Concern has been expressed over the future of 28 members of staff who support schools and young people with issues to do with attendance, careers advice and youth support.
Under a proposed restructuring, currently going through a period of consultation, three staff would move to reduced “term-time only” contracts which would result in their existing £31,000-a-year salary being reduced to £19,000. A further 17 staff would be put on a lower pay grade – and as a result face salary cuts of £8,000.
The remaining eight would be unaffected.
On Monday representatives of the Unison trade union are to meet Karen Pemberton, the council’s strategic lead for schools organisation and children’s centres, who is leading the restructuring process.
The union is looking to minimise the impact of the proposals on their members.
Merv Butler, branch secretary at Unison South Tyneside, said: “We are obviously resisting this and have a revised proposal.
“Clearly, these proposals are budget-driven and are part of the council’s overall budget cuts programme.
“They are not looking at redundancies which, in one way, is a good thing, but this is a significant loss of pay.
“Our members are very unhappy and we are in negotiations to mitigate that.”
Pay protection is in place which would, in effect, protect workers’ current pay levels for nine months.

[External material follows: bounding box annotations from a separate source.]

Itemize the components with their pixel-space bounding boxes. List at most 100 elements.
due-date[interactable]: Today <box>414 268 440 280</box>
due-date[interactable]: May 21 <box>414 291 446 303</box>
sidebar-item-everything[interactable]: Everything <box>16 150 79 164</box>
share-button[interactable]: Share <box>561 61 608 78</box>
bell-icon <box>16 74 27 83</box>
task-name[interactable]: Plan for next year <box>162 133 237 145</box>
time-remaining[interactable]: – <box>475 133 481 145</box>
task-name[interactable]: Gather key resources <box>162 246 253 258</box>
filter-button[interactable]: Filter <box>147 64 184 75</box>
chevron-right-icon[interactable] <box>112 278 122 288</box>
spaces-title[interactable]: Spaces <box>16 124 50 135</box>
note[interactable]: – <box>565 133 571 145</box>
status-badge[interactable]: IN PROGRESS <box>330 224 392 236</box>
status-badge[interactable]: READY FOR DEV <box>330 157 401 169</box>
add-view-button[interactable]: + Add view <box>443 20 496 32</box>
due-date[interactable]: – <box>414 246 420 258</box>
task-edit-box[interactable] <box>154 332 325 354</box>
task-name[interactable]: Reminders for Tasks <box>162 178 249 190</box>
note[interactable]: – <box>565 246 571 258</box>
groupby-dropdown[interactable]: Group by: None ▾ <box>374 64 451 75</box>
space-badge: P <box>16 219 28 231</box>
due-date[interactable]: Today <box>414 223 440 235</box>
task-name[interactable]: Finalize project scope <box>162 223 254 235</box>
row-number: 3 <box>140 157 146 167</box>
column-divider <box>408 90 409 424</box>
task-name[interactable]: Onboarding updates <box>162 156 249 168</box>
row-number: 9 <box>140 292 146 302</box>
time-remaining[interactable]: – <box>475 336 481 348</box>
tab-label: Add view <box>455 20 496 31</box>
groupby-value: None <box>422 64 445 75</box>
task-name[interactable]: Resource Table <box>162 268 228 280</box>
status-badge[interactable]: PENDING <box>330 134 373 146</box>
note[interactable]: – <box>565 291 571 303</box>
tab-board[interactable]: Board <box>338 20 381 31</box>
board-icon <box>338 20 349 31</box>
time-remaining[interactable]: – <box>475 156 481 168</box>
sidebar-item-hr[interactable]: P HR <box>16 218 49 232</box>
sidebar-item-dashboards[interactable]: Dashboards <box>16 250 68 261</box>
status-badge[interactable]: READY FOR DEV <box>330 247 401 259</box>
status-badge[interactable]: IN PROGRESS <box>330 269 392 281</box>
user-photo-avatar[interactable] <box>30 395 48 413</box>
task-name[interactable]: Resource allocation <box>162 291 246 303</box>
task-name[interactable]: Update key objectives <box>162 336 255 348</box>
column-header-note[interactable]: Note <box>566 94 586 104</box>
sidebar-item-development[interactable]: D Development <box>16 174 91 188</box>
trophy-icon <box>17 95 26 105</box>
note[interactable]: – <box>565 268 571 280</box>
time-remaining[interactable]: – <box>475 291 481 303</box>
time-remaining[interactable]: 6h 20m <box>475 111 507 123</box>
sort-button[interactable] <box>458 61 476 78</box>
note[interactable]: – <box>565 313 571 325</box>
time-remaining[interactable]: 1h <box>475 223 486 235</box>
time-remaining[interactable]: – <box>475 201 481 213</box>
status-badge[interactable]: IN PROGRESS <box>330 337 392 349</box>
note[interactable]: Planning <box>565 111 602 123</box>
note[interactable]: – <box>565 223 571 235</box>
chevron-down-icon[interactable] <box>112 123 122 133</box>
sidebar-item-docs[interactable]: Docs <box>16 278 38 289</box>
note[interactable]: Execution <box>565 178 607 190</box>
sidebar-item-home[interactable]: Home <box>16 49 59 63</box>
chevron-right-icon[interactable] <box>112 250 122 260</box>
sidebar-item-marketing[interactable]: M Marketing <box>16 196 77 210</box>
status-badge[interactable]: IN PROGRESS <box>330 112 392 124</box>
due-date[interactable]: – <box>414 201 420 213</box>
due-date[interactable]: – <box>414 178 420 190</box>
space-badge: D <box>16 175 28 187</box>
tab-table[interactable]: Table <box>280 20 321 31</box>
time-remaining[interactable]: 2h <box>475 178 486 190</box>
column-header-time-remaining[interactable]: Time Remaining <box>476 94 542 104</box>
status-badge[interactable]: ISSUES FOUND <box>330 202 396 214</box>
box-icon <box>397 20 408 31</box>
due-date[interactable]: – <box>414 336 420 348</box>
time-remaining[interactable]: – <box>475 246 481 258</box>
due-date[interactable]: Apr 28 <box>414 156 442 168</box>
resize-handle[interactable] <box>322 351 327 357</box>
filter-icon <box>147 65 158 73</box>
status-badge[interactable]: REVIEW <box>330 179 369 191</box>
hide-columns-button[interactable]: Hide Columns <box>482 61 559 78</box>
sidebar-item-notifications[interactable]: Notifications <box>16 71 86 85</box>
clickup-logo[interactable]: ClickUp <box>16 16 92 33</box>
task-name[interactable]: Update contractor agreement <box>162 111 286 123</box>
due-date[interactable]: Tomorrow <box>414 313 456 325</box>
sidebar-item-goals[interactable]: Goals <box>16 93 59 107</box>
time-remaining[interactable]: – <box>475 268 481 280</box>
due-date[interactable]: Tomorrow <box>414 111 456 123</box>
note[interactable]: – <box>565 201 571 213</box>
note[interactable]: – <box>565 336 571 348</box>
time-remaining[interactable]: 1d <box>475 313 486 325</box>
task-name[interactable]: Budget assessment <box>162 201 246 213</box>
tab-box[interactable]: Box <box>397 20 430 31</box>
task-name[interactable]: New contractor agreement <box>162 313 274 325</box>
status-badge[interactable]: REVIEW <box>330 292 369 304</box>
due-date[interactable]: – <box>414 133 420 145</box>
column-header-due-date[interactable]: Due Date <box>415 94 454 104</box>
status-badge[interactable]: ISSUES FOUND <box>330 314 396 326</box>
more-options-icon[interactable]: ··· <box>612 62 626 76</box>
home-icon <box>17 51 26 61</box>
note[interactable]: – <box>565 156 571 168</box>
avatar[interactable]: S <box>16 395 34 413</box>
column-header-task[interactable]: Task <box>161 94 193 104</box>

But the union does not believe that goes far enough.
Coun George Elsom, the leader of the opposition on South Tyneside Council, criticised the pay proposals this week, labelling them “immoral”.
A council spokesman said: “We are consulting with the trades unions and with the staff concerned on proposals around a restructure within Services for Young People to reflect the changing demand for these services.
“We always give careful consideration to the roles and responsibilities of each post when establishing appropriate pay and grading.”